The Pennsylvania Public School Code of 1949 addresses school health services for students in Pennsylvania. Certified school nurses have historically been responsible for maintaining student health records; assessing immunization and tuberculin test compliance; conducting growth, vision, hearing and scoliosis screenings; and supervising first aid services and specialized care for medically fragile students. Some school nurses serve on SAP teams and participate on IEP teams, make medical referrals and help children enroll in public health insurance programs.
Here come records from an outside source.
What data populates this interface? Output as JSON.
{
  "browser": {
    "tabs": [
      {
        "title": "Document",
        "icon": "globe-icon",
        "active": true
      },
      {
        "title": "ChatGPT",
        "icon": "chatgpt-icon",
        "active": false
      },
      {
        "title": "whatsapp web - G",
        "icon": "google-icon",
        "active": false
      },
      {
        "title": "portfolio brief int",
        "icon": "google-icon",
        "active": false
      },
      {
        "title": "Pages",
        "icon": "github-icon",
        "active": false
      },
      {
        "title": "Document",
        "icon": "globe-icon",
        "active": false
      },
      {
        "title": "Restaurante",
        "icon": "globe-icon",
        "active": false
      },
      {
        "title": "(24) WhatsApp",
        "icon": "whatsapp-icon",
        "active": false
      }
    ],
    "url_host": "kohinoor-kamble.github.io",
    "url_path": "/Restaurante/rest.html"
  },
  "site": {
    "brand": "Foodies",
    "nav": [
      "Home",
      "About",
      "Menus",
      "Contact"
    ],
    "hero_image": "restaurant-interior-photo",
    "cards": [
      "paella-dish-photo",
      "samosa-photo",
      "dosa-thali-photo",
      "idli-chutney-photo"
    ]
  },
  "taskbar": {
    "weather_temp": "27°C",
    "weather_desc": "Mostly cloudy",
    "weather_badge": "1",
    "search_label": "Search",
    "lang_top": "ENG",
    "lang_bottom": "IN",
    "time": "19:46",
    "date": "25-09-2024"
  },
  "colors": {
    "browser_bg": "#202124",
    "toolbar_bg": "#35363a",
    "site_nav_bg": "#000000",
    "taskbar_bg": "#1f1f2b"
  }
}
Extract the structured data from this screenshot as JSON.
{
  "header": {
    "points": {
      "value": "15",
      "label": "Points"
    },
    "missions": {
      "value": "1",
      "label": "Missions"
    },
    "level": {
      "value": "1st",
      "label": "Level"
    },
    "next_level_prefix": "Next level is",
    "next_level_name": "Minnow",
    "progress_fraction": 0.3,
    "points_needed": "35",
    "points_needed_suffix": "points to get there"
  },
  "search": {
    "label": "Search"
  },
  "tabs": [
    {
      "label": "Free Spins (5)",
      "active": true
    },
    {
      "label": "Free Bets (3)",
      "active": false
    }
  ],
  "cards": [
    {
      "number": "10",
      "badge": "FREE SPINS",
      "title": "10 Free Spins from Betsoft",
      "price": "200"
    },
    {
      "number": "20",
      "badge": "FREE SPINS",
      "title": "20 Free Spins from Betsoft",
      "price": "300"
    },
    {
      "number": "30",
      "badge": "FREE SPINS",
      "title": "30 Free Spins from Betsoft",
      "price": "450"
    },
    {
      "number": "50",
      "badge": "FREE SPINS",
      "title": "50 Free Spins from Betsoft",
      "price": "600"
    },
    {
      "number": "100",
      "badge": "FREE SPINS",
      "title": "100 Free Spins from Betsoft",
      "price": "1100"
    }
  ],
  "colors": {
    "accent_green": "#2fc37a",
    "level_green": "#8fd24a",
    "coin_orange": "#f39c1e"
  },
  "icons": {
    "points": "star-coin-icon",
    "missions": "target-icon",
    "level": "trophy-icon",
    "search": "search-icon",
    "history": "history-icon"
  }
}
But while the Pennsylvania Department of Health regulations list 16 immunizations that each child must receive in order to enroll in or attend school, none are provided by certified school nurses. Though screenings identify vision and hearing difficulties, follow-up is not guaranteed. This is not surprising when you consider that the Pennsylvania School Code of 1949 provides that the number of pupils under the care of each school nurse shall not exceed 1,500. Health services in Pennsylvania schools were designed to provide public health data and oversight, not access to health care.
Funding Models
Funding models for SBHCs vary, but generally a sponsoring organization—a hospital or health department, for example—provides fiscal oversight. Funding sources include state appropriations, Title V Maternal and Child Health grants, and Medicaid fee for service and managed care organizations. Two-thirds of the nation’s SBHCs reside in 19 states, of which all but one have a school-based health care program office, most within the state public health agency, dedicated to administering and overseeing the grants. Expanding the availability and ensuring the sustainability of SBHCs requires a commitment from the state.
In 2008, Pennsylvania received over $24 million in Maternal and Child Health Block Grant funding. Priorities for the use of this funding include increasing mental health screening, decreasing teen pregnancy, and expanding access to health services and injury prevention activities. All of these priorities are cost-effectively supported by school-based health care. It’s not clear how grants like Maternal and Child Health will be affected going forward by health-care reform, but it is clear that school-based health care achieves the goals of access, equity and affordability. And it is equally clear that all Pennsylvania students deserve a state with the vision to recognize that physical and mental health care services must be delivered where the students are: in school.
School-based health care increases access to quality care to all students, improves educational outcomes and enhances workforce development. School-based health care is central to the reform of both education and health care. Imagine…the support that students need to succeed delivered where they need to be: school-based health care, education reform actualized.